Me and my son pulled some yesterday here in Indiana. Boiled down to right at a quart jar.


----------



## younggun (Jan 29, 2008)

back in school we used to help a local state park with there syrup operation.


----------



## beowulf343 (Jan 29, 2008)

Yep, sugarbush has been in the family for over 50 years. Brings back alot of good memories as a kid. Dad's planning to tap around 2200 this year.


Kind of early to be tapping in january, isn't it? We usually don't start until around march.


----------



## younggun (Jan 30, 2008)

beowulf343 said:


> Kind of early to be tapping in january, isn't it? We usually don't start until around march.



sugar content is usually what decides when to start. the place i helped when it reached a certain percentage


----------



## ericjeeper (Jan 30, 2008)

*Indiana is a bit south of you in New York*

The weather WAS perfect.. But By next week it should be perfect again. There might have been a little bit of flowage today. But the bags are frozen with yesterdays load.
Was hoping to have enough stored back to have a few Homesteader friends over for the weekend. To boil some off to share


----------



## Burvol (Jan 30, 2008)

I went out east and tried some of that Maple Goodness. It makes me what to try it on maple trees out west. I have heard of it being done.


----------



## beowulf343 (Feb 3, 2008)

younggun said:


> sugar content is usually what decides when to start. the place i helped when it reached a certain percentage



Not a good way to judge when to start tapping. Sugar content varies way to much. It will vary year from year. It will vary from tree to tree (we have several maples that will have a couple percentage points higher sugar content than another one right next to it.) It will even vary depending on where the tree is located. Cornell has done some interesting studies on factors that increase or decrease sugar content in maples.

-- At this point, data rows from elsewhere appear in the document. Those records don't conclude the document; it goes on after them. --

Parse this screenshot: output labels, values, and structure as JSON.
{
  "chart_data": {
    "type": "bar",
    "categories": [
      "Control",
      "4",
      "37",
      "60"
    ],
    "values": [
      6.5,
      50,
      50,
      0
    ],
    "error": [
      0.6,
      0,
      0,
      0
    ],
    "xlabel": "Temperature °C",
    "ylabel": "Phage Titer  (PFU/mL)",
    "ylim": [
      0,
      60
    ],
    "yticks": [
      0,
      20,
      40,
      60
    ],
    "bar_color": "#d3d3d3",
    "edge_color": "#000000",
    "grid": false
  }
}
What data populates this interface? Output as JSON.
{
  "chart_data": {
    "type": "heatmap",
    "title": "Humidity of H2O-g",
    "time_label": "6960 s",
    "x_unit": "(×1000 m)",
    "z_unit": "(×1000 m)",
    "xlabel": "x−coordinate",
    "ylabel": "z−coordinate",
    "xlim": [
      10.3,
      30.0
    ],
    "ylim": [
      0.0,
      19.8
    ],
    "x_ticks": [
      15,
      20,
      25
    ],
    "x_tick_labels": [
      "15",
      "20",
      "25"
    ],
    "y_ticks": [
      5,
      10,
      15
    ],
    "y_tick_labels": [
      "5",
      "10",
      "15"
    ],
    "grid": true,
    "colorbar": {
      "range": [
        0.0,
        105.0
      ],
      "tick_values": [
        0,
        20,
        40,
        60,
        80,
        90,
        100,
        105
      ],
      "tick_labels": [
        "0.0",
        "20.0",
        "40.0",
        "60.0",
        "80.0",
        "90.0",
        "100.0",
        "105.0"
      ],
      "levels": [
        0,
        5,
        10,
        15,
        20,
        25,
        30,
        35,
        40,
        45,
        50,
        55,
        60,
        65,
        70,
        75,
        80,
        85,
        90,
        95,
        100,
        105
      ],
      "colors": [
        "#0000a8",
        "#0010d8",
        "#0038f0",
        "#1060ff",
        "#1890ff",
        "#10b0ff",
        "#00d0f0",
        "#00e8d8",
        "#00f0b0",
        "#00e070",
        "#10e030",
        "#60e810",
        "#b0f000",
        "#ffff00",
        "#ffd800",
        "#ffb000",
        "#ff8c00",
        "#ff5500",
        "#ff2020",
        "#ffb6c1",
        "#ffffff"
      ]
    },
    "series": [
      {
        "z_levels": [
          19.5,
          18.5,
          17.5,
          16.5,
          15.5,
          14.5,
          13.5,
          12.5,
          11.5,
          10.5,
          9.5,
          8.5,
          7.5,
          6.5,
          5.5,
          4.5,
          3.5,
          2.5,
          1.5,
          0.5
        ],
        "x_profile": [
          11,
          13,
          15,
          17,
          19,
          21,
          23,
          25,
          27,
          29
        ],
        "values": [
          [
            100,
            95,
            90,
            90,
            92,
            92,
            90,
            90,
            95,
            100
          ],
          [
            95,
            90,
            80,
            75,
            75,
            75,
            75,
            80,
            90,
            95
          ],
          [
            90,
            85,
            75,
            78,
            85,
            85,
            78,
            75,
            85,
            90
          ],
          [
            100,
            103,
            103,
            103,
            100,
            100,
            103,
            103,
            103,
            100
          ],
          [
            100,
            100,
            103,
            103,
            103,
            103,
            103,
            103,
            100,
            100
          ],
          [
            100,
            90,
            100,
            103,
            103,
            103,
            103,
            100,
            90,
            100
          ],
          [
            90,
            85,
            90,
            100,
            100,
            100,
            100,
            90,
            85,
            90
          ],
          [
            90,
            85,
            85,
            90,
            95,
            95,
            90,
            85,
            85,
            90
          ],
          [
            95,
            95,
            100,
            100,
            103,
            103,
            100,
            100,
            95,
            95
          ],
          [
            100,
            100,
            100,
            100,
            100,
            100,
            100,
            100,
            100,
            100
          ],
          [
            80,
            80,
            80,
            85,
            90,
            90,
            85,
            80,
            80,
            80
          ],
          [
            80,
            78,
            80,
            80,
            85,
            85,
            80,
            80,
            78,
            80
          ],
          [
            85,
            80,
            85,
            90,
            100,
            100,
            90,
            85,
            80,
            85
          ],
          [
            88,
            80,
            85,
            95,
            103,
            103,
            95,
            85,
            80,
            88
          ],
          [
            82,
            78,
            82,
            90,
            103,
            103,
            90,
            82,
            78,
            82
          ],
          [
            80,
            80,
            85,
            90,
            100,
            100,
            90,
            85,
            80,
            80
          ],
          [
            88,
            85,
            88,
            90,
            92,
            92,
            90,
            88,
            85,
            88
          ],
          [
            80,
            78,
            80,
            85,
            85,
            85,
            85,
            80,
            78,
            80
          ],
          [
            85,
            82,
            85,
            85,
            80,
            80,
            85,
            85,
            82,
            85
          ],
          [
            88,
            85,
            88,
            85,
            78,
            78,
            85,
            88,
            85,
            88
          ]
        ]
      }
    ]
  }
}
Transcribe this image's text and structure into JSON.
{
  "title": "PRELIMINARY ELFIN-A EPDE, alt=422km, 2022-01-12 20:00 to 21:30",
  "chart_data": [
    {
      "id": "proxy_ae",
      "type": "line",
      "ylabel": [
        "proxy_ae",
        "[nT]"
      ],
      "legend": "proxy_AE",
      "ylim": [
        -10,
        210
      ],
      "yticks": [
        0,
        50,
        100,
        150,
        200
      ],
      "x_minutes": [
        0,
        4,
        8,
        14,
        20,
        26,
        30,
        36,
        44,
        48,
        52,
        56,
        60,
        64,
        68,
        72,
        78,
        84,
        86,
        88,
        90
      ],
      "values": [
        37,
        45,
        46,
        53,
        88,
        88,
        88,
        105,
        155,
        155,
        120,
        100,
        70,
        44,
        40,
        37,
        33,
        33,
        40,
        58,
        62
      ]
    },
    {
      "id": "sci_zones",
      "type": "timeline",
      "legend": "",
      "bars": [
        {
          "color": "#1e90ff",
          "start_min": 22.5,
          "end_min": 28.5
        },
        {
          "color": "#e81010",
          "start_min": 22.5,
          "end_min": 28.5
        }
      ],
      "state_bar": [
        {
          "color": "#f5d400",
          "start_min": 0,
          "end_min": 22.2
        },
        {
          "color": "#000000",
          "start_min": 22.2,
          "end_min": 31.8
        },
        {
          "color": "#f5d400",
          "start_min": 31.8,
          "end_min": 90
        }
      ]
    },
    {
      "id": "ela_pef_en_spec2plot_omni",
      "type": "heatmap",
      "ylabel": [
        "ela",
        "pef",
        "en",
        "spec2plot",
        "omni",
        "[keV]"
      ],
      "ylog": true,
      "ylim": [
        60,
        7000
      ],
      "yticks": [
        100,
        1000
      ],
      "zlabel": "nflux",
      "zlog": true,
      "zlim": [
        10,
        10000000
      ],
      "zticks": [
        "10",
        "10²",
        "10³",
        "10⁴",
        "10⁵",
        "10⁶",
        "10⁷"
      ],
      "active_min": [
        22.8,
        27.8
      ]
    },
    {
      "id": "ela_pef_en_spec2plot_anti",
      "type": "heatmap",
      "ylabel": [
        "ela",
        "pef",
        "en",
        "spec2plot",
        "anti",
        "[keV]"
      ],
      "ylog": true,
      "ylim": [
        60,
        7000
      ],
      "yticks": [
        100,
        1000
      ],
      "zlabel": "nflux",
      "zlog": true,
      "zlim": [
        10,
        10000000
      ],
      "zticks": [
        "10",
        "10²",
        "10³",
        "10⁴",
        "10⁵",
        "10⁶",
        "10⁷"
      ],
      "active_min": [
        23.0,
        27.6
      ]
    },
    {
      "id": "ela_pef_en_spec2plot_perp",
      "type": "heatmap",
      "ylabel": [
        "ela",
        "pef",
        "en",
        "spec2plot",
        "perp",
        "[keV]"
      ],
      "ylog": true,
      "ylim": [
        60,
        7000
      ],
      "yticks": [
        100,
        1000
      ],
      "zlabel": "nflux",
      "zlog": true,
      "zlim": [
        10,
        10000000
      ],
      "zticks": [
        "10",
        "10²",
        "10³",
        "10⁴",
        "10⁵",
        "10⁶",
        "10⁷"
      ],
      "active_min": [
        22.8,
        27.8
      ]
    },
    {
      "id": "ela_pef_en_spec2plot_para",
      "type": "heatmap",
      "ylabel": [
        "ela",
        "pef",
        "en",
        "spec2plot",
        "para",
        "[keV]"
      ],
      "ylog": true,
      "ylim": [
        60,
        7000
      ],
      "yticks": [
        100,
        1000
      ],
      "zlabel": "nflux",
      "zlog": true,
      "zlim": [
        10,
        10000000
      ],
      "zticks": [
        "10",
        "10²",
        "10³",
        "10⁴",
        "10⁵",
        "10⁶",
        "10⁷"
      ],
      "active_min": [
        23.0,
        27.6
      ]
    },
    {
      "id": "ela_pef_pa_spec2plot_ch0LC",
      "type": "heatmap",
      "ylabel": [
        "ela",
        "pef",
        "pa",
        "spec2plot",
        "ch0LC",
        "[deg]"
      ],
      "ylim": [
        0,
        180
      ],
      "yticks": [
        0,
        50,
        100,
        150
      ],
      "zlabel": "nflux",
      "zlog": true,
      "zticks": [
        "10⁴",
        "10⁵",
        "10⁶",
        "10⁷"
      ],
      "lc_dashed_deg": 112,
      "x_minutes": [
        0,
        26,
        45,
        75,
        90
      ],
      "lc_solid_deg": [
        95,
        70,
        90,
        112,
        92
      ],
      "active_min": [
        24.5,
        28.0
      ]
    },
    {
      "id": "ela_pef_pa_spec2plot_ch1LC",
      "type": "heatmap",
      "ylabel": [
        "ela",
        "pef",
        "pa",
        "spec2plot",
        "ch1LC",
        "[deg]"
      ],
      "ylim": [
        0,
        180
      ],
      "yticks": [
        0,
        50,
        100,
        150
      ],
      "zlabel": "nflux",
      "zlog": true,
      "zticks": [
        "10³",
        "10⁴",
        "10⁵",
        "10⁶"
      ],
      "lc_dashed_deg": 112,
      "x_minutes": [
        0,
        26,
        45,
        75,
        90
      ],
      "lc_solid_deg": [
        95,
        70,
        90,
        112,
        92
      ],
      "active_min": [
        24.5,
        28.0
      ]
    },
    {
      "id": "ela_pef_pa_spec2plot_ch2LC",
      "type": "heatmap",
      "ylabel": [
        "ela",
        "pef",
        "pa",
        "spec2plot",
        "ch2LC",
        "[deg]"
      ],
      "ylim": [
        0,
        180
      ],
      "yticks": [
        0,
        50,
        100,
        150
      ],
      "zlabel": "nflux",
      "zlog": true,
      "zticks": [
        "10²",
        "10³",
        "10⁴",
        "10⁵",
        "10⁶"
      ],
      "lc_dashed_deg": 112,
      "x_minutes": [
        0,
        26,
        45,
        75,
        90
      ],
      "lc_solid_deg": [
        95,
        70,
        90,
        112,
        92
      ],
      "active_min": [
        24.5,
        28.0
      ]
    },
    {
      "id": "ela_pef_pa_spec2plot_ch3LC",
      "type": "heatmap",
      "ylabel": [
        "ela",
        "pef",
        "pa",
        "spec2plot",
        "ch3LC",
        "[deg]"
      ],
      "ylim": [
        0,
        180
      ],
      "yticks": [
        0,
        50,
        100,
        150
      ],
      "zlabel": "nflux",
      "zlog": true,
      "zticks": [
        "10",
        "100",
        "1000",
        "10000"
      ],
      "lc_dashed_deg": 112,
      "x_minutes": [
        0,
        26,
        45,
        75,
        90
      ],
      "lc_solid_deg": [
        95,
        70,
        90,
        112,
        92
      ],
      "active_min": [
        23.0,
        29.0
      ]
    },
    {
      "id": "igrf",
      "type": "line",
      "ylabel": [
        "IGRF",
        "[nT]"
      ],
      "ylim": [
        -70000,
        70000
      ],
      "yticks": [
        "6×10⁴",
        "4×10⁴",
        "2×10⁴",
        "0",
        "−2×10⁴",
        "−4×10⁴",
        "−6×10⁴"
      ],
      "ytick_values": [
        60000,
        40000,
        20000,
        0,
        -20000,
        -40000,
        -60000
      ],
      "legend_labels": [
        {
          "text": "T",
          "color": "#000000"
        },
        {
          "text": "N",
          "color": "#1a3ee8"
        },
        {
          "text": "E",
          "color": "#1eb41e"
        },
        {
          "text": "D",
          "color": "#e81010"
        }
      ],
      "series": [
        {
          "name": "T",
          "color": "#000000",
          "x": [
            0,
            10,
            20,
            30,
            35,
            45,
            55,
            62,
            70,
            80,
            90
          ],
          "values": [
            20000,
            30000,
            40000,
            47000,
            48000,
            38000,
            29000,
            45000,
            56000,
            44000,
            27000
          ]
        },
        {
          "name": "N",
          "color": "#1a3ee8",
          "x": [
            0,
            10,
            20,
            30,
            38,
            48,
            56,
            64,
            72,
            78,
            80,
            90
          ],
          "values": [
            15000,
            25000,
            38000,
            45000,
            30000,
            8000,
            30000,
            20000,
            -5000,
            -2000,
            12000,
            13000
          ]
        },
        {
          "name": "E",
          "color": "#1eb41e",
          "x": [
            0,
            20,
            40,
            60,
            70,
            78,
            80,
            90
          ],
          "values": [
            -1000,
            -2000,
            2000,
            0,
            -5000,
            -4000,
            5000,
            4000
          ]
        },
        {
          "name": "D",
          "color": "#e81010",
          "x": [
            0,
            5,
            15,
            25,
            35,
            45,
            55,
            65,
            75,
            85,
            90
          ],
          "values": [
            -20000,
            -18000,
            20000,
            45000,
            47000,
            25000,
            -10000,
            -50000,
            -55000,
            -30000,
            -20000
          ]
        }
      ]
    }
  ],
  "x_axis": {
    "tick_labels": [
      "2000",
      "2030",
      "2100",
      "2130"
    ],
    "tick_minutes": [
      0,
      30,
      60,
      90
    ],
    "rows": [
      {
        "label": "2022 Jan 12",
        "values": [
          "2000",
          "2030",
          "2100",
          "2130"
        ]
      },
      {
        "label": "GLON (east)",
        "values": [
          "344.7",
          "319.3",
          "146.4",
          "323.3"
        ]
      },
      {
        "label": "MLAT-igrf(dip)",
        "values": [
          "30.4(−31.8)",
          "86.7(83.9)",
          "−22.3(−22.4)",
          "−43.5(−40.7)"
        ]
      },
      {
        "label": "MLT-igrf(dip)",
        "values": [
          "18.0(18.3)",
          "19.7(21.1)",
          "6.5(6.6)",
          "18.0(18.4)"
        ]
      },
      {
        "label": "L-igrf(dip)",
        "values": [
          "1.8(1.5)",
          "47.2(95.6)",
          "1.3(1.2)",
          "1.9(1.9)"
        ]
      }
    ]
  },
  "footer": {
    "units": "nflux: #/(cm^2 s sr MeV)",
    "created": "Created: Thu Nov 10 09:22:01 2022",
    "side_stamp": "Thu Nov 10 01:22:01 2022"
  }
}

Most people start tapping when the weather warms up enough to start the sap flowing. I was curious about the January start. It's something a few outfits have tried around here. Tap in January and get a run or two. However, the tap holes will dry up after 5-6 weeks so they take the risk of losing a couple good runs in March. Forgot that Indiana isn't NY.


----------



## younggun (Feb 3, 2008)

i think it was 0.05%


----------



## cjk (Feb 3, 2008)

We did it a couple years ago with help from our elderly neighbor. He has done it for a long time. His rule was when it freezes at night and thaws during the day it was time to start. We are getting low and plan to do it this spring. Its a lot of work but you cant beat the taste. And what else is there to do that time of year. 

How do you measure sugar content?


----------



## Mad Professor (Feb 4, 2008)

cjk said:


> We did it a couple years ago with help from our elderly neighbor. He has done it for a long time. His rule was when it freezes at night and thaws during the day it was time to start. We are getting low and plan to do it this spring. Its a lot of work but you cant beat the taste. And what else is there to do that time of year.
> 
> How do you measure sugar content?



Two ways, specific gravity (density) or boiling point (temperature)


----------



## cjk (Feb 5, 2008)

OK. I thought you were using a meter of some kind. 
We boiled to 219 degrees I think. Came out great.


----------